The commit operation applies the changes in the staging buffer to the system. The user performing the commit must have both commit privileges on the staging buffer, and privileges for the object operations stored in the staging buffer.

Delete

Deletes the staging buffer and its contents. Has no effect on the actual objects within the staging buffer

List Staging Buffers

List active staging buffers. Requires Read privileges on the staging buffer itself.

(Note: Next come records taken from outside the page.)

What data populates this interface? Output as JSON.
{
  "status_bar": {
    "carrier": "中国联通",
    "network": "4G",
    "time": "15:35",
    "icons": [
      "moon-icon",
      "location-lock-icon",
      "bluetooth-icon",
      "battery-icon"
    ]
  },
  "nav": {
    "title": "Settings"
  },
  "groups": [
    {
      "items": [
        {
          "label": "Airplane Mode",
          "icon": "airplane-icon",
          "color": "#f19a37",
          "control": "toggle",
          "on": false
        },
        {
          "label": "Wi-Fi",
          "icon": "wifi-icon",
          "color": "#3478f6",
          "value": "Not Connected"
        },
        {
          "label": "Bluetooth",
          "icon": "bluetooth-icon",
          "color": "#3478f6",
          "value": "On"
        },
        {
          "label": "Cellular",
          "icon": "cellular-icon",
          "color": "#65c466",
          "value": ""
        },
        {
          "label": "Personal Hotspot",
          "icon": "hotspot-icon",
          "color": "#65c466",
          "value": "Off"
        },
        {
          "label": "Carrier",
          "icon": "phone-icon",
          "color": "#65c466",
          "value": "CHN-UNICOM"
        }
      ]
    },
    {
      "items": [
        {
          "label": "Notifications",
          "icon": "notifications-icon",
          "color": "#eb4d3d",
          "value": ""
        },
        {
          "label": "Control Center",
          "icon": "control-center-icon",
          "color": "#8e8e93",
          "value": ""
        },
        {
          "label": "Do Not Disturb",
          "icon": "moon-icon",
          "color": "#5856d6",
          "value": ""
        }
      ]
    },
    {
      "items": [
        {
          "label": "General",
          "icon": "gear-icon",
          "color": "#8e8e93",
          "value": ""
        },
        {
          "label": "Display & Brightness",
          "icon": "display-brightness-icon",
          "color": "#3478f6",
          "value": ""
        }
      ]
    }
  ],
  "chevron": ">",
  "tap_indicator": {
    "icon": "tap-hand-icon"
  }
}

Operations on Objects Staged in the Staging Buffer

The REST API will allow the following operations on entries within the staging buffer:

  • Create
  • Update
  • Delete

Create

Creates a new staging buffer entry. The identifier can be user-specified or will be a system-generated ID. This identifier is used for all subsequent operations on the staging buffer entry.

Update

Modify an existing entry in the buffer; elements to be updated are identified in the request using an URI.

Delete

Clears one or more entries in the staging buffer. The “clear” could be for any operation that is staged (Create/Update/Delete). Elements to be cleared are identified in the request using a URI. Each operation goes through the same RBAC authorization process as non-staged operations. If the operation passes RBAC, the object is validated and added to the staging buffer. Only one operation is supported per API object referenced in the staging buffer; for example, “delete” and “modify” on the same object is not permitted. If there is a conflicting operation on the same object then the latest operation will overwrite. A create and a subsequent modify would modify the initial create request.

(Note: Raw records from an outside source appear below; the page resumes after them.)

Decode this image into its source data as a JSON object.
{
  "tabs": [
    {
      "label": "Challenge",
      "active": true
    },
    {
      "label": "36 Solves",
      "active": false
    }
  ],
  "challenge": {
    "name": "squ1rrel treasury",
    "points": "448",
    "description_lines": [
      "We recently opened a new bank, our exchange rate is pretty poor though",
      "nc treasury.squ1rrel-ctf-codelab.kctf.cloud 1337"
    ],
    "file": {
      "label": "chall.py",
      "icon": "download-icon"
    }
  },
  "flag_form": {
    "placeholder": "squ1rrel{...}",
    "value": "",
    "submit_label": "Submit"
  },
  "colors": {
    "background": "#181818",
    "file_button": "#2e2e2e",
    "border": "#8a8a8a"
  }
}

Bulk Configuration Edits Using a Staging Buffer

PSM clients can use the staging buffer “bulk edit” feature to create, update, or delete multiple objects in one call, simplifying the task of staging large numbers of configuration changes. A typical sequence would be:

  • Create a staging buffer
  • Stage a single bulk edit, containing multiple operations
  • Get the buffer to review its content
  • Commit the buffer, executing all staged changes
  • Delete the buffer

Bulk edit operations are currently supported only on config objects. Bulk edit operations are not supported on archive logs, configuration snapshots, rollout images or fwlogs.